After blaming the "white elite" for the insults directed at President Dilma Rousseff at the opening of the World Cup, former President Lula changed his tone: "It smelled like something organized (the attack on the president). The prejudice, the anger shown. Possibly we are to blame for not having handled this with care. The PT cannot run a campaign without discussing the issue of corruption. We cannot, like ostriches, bury our heads in the sand and say 'this issue is not ours'. We have to debate it," he said in an interview on SBT News.

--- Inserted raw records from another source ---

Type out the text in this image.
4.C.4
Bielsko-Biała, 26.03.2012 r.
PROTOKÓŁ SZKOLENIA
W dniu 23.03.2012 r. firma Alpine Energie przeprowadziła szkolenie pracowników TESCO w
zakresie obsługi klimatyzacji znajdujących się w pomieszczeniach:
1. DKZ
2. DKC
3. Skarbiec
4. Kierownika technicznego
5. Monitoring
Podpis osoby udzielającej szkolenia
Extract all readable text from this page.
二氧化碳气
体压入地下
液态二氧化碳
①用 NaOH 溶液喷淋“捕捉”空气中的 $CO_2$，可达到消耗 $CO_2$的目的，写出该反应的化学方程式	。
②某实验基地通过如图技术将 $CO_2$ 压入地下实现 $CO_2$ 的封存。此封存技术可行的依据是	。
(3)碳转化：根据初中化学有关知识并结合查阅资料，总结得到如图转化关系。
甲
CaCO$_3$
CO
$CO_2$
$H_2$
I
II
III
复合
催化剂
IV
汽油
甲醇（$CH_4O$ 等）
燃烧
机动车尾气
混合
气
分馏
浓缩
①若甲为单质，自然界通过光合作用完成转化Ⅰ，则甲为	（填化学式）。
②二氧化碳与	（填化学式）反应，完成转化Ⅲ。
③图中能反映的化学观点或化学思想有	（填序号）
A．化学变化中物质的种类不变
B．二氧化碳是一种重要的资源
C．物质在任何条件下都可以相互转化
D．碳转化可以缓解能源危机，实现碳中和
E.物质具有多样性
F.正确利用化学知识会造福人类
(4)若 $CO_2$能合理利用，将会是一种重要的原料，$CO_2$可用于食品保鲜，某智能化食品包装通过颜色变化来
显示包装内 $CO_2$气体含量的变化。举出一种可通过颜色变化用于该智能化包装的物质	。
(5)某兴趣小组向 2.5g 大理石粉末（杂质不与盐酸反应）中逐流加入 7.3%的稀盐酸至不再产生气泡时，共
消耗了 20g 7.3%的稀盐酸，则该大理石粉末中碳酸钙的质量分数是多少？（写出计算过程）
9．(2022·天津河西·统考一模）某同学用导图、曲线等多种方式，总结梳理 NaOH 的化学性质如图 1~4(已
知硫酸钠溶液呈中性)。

247 – Former President Lula changed his tone when referring to the insults directed at President Dilma Rousseff at the opening of the World Cup. After blaming the "white elite" for the offenses, he admitted that the government "possibly bears some responsibility" for not having "carefully addressed" the dissatisfaction of part of the population.
"It smelled like something organized (the attack on the president). The prejudice, the anger shown. Possibly we are to blame for not having handled this with care. The PT cannot run a campaign without discussing the issue of corruption. We cannot, like ostriches, bury our heads in the sand and say 'this issue is not ours'. We have to debate it," said Lula, in an interview with Jornal do SBT.
Since last week, the Minister of the General Secretariat of the Presidency, Gilberto Carvalho, has been advocating for a review of the PT's (Workers' Party) regarding the episode. After hearing criticism from the PT leadership for denying that insults directed at Dilma came only from the 'white elite', he reaffirmed that the PT is wrong in its diagnosis of the dissatisfaction with the government, due to "the illusion that the people think everything is fine".
On Wednesday, the former president also commented on the trial of the so-called "mensalão" scandal. "My thesis is that this was possibly the trial that was judged with the greatest pressure from certain sectors of the media in the history of humanity. Never before have the people involved in a trial been condemned so far in advance as in this case. I am not judging the ministers, and I will not judge them, even if one decision or another displeases me. It is not my role to judge the Supreme Court. What I think we have to do now is to retell this story."